- Meu pai esconde cadáveres. Juro! Ué, você perguntou o que ele faz e eu respondi. Na outra escola não acreditaram também, sabia? Mas é verdade. Não sou louco não! Se você quiser, eu trago uma prova! Dããã, ele esconde porque não quer que as pessoas achem, oras. Por que a sua mãe esconde os biscoitos? Viu? Hmn, sei lá, acho que da polícia... meu pai fica nervoso sempre que tem polícia por perto, então acho que ela não pode achar os presuntos. Não, meu pai não esconde carne de porco! "Presunto" é o jeito que o chefe dele chama gente morta. Minha mãe que me ensinou a chamar de cadáver. Ela acha mais poético e instrutivo.
"Uma vez o chefe chegou correndo lá em casa, suado, no meio da noite.
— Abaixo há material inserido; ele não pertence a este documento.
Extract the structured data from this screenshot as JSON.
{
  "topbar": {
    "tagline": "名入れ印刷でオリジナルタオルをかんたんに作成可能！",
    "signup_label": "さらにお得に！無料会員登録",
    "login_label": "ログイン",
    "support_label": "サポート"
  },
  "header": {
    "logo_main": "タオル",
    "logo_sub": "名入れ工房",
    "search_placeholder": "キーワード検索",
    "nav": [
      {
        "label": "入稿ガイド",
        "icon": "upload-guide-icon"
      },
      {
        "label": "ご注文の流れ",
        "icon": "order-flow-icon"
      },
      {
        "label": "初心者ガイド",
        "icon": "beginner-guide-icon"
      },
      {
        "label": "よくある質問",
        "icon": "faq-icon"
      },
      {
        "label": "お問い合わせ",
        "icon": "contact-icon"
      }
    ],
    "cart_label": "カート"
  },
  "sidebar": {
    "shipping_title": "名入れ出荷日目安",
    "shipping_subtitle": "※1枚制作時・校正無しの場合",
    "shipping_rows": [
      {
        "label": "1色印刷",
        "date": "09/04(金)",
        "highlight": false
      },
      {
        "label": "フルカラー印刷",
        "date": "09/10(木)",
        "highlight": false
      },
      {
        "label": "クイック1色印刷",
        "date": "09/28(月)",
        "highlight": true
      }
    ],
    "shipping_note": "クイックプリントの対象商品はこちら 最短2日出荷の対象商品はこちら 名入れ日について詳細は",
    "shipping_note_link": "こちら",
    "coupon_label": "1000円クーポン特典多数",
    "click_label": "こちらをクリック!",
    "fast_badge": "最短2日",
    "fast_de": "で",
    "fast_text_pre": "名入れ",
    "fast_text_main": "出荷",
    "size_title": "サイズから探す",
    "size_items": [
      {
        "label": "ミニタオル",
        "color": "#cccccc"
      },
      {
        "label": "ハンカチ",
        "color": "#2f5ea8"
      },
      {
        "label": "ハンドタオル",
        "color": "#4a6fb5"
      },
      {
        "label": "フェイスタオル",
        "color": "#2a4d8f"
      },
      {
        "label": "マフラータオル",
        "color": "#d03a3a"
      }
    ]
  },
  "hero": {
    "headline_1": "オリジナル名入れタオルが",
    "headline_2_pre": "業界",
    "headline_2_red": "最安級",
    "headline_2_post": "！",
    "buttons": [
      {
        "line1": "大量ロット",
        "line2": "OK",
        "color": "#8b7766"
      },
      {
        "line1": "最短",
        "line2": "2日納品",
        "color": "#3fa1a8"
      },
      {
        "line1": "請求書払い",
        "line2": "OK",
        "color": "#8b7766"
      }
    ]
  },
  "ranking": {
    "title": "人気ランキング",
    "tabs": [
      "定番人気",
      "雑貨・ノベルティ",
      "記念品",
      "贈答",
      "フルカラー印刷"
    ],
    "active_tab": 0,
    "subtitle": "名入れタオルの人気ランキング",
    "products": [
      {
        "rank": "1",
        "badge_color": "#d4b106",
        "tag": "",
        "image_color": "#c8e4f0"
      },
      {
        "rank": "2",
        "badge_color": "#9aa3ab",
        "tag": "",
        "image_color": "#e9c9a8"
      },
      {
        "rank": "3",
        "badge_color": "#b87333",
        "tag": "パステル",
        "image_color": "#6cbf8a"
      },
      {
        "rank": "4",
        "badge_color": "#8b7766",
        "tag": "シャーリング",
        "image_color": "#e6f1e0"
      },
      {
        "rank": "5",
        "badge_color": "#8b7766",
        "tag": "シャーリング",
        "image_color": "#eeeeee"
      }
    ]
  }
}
Gritou até o meu pai sair. Eles estavam tão assustados olhando pra própria sombra que nem perceberam que eu entrei no carro e fui com os dois. O seu Astozzi, que é o nome engraçado do chefe, falou que tinha matado um cafetão por acidente, que ele tava muito chapado, o pó, sabe como é? A minha mãe também diz que quer matar alguém quando vai tirar o pó das coisas, mas acho que não é do mesmo tipo... A gente chegou no lugar onde o tal do cafetão tinha morrido, e eu fiquei um pouco triste, porque eu perguntei pro meu pai se ele era um cafetão, cadê todo o café, que eu queria um pouco porque tava com muito sono, e ele riu e foi explicar que cafetão não queria dizer isso, daí percebeu que eu tava lá e deu um berrão enorme comigo que eu caí no chão e comecei a chorar. Meu pai pediu desculpas, fez um cafuné, e pediu pra eu fazer segredo, por isso que não é pra contar pra ninguém da outra sala, tá bom?"
"Aí ele levantou e eles começaram a conversar, eu só olhando. Meu pai avisou que o serviço era muito em cima da hora e que o sujeito era tão gordo que ele ia ter que cobrar o dobro, mas o homem falou alguma coisa de família e então o papai só cobrou cinquenta porcento a mais. Pegou um dos enormes plasticões pretos que ele guarda no porta malas do carro, estendeu do lado do presunto e pediu pro Astozzi ajudar a enrolar aquele monte de banha; depois, cortou uns pedaçoes bem grandes de corda com o canivete suíço e amarrou bem apertado, pra não desfazer o embrulho. Na hora de colocar dentro do carro, eles quase quebraram a coluna. O corpo era tão grande que não coube direito, e meu pai teve que pegar um bastão de metal e ficar batendo e entuchando até dar pra fechar. Ficou tudo manchado de sangue, e meio fedido, minha mãe ficou uma fera. Aí a gente foi prum aterro sanitário, onde tinha menos sangue, mas fede bem mais. Meu pai pegou uma pá e começou a cavar uma cova. Eu peguei o canivete e cortei um dedinho em segredo, pra guardar de recordação. É verdade, juro! Quer ver? Tá aqui no meu bolso... ei, volta aqui, espera! Droga, odeio almoçar sozinho!"